Isso veio como uma punhalada ,uma dor aguda me abateu.
Que sacanagem ,pô Hélio com isso não se brinca ...
Eu ainda aguardei alguns minutos para descer ,estava transtornado,pensava em tudo ao mesmo tempo,minha cabeça rodava,rodava...O Renato?... não podia crer ele que era tão seguro , tão habilidoso ,tão bacana , meu amigo .Estava comigo a meia hora atras ...
Na praia o astral ou melhor ,o baixo astral dava pra sentir de longe.O primeiro a encontrar foi o Waltinho,seu camarada e amigo também, estava maluco.
O Lulu arrasadão... ,mas havia alguma esperança ,alguém dissera que havia pulso,e foi com essa esperança que me apeguei no longo engarrafamento que encarei de São Conrado até o Lourenço Jorge.Afinal há sempre tanta precipitação nas informações.

Quando lá cheguei, foi só tristeza, como o Renatinho seu filhote que estava sem saber de nada, o Renato Pereira que estava lá segurando as pontas, tentando distrair o menino enquanto a Cris sua esposa voltava lá de dentro em prantos,o Rui Marra estava lá,além do China, da Camira e o namorado além do Salada que foi quem me deu a notícia do triste fim,desfazendo as minhas últimas esperanças...
O Renato Pereira depois de tudo teve uma crise de choro que nunca vou esquecer.
Fiquei lá com eles seus familiares ,velando meu amigo,até a hora da remoção.Não o vi sem vida graças a Deus,seria demais.
A causa da morte ,ele teria se chocado e cravado na fenda de uma pedra e teria tido fratura da cervical em vários lugares,teve hemorragia e morreu na hora, segundo depoimentos posteriores.


Da minha parte acho que o Renato Seixas (meu amigo e ex aluno,formado em dezembro de 98,foi o primeiro dos meus alunos e só tinha elogios para ele),mas cometeu vários erros de estratégia de vôo.

O primeiro, ter retardado o seu pouso quando a condição foi ficando limite,não teve a observação do mar,um dos primeiros sinais que o vento tinha acelerado.
O segundo, ter feito aproximações para cima do tunel com aquele vento,duas vezes sendo a última imperdoavel.
O terceiro, quando tudo estava quase perdido ter ido para o rotor, quando poderia ter optado pela arborizada.
O quarto , apezar de ter um acelerador dado por mim a muito tempo atras,(estava dentro da selete) e ele nunca lembrava de instalar.
O quinto, ter decolado sem observar os seus limites.

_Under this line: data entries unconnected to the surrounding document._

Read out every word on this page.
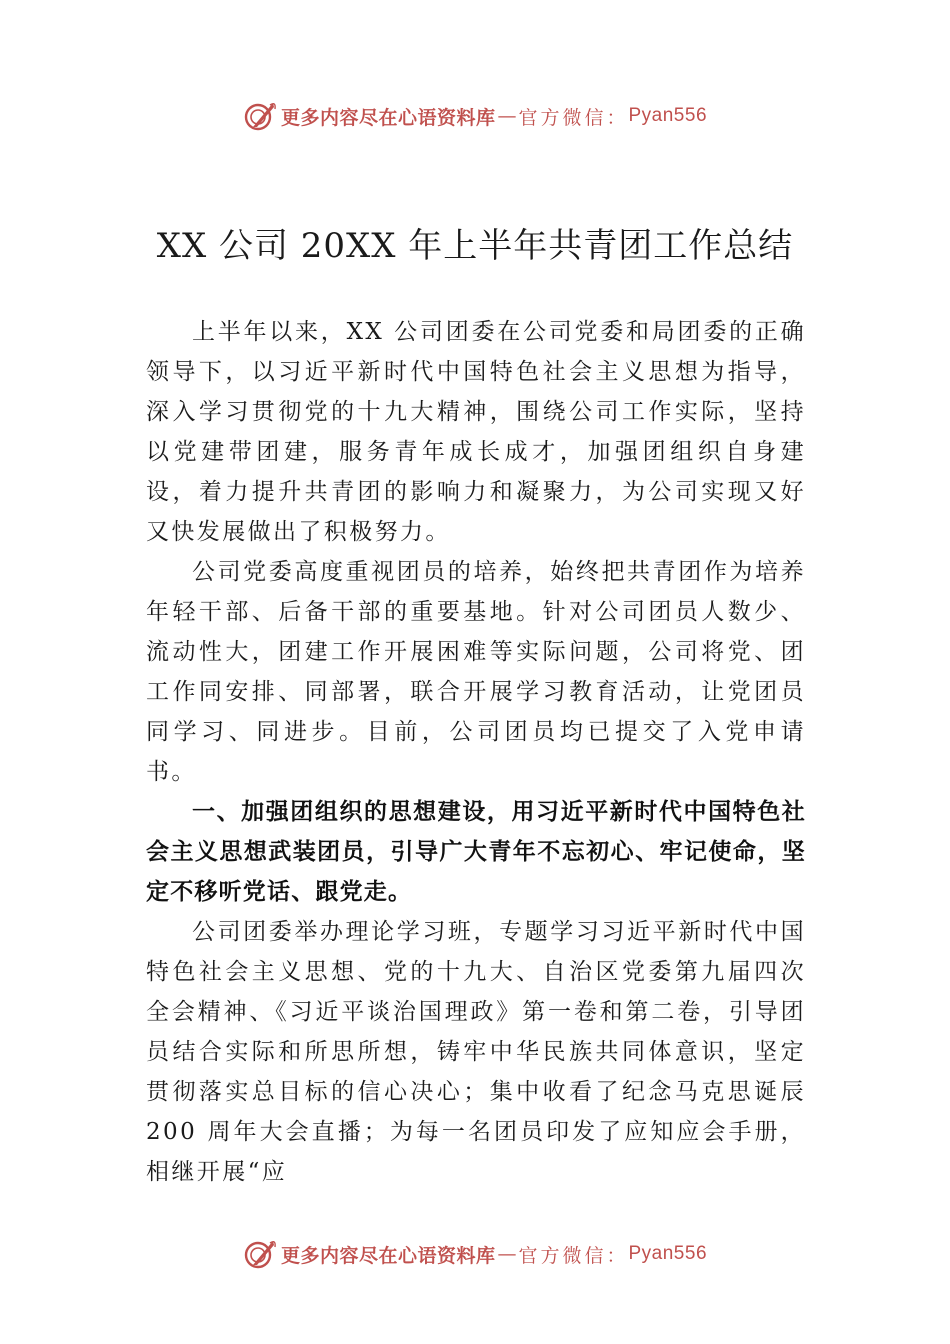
更多内容尽在心语资料库 — 官方微信： Pyan556
XX 公司 20XX 年上半年共青团工作总结

上半年以来，XX 公司团委在公司党委和局团委的正确领导下，以习近平新时代中国特色社会主义思想为指导，深入学习贯彻党的十九大精神，围绕公司工作实际，坚持以党建带团建，服务青年成长成才，加强团组织自身建设，着力提升共青团的影响力和凝聚力，为公司实现又好又快发展做出了积极努力。

公司党委高度重视团员的培养，始终把共青团作为培养年轻干部、后备干部的重要基地。针对公司团员人数少、流动性大，团建工作开展困难等实际问题，公司将党、团工作同安排、同部署，联合开展学习教育活动，让党团员同学习、同进步。目前，公司团员均已提交了入党申请书。

一、加强团组织的思想建设，用习近平新时代中国特色社会主义思想武装团员，引导广大青年不忘初心、牢记使命，坚定不移听党话、跟党走。

公司团委举办理论学习班，专题学习习近平新时代中国特色社会主义思想、党的十九大、自治区党委第九届四次全会精神、《习近平谈治国理政》第一卷和第二卷，引导团员结合实际和所思所想，铸牢中华民族共同体意识，坚定贯彻落实总目标的信心决心；集中收看了纪念马克思诞辰 200 周年大会直播；为每一名团员印发了应知应会手册，相继开展“应

更多内容尽在心语资料库 — 官方微信： Pyan556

Justificativas , conciderações ou teorias:

O Renato estava testando um novo paraca e estava deslumbrado,pois se sentia muito mais poderoso
O vôo que ele havia realizado na véspera,lhe havia dado essa ilusão.
O Renato queria que lhe fossem tiradas fotos ,como a esposa estava no pouso,ele talvez quizesse pousar junto deles, para ser focado mais de perto,num pouso no gramado .
O paraca não era dele, o seu estava sendo comprado já pago,esse era do Waltinho e ele estava testando,talvez tenha evitado arborisar para evitar danificar o equipamento que não era dele ainda e talvez tenha tido a intenção de pousar num pequeno pátil atras do túnel.

Muitos outros pilotos ,principalmente novatos ,já foram jogados para o rotor do tunel,sendo um acidente ou incidente corriqueiro dos mais praticados em São Conrado e que eu me lembre ,nunca vi acontecer nada em termos de danos ou lesões.

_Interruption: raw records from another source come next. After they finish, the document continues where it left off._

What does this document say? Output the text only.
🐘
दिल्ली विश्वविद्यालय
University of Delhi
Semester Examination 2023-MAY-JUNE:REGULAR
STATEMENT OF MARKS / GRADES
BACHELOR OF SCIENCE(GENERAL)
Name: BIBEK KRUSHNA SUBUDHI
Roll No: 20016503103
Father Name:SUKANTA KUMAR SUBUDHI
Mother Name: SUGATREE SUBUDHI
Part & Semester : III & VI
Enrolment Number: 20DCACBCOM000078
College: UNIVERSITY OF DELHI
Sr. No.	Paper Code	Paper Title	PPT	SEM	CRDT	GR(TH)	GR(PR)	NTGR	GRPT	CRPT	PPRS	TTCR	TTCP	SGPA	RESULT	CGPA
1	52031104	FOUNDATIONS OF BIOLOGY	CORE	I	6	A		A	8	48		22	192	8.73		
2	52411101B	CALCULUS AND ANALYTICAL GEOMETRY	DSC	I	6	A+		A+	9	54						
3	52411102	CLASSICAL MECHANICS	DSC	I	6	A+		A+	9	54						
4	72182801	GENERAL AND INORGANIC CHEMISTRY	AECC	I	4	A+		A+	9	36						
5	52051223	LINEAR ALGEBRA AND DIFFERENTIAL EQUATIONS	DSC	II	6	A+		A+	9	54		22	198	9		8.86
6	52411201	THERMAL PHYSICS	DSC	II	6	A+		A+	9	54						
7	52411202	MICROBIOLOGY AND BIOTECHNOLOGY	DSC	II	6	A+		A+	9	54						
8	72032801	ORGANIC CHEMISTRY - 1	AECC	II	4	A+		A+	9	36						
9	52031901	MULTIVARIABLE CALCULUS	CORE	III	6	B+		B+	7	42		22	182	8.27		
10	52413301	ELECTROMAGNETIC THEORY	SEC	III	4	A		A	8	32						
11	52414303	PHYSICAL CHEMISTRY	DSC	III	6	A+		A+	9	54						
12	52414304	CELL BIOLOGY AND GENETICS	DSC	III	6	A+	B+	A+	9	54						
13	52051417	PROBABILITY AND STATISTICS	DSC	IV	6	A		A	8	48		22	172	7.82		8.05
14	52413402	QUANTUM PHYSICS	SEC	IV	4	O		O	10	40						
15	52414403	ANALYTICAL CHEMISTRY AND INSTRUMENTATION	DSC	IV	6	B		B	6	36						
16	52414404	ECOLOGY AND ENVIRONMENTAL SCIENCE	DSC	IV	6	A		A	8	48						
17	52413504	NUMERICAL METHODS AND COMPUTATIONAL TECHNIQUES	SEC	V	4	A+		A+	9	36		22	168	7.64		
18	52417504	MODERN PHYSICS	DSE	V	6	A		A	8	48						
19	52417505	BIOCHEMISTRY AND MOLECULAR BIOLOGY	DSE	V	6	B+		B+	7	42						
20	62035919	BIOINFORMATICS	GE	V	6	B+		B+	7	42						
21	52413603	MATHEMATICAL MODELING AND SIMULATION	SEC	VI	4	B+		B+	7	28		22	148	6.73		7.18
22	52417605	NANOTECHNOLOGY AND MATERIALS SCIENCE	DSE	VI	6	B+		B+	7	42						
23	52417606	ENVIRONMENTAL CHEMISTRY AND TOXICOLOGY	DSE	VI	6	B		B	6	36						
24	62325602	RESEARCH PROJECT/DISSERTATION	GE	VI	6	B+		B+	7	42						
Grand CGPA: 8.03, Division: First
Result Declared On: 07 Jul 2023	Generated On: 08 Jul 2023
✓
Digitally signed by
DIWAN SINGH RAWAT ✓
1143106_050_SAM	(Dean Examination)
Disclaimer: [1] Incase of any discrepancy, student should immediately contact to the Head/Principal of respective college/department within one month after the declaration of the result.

De qualquer maneira nada se pode fazer mais ,a não ser tirarmos as lições para que implantemos de agora em diante procedimentos de segurança para todos que tentemos cercar de todos os meios e maneiras ,formas de proteção que sejam possíveis e é isso que ficou decidido na reunião de quarta feira em que várias normas de segurança foram planejadas ,e espero que concigamos por toda a teoria na prática.
Pois da teoria a prática existe uma longa estrada a ser cumprida.

Passo então alguns ensinamentos de alguém que concidero um dos melhores pilotos do Brasil,profundo conhecedor de São Conrado e seus macetes.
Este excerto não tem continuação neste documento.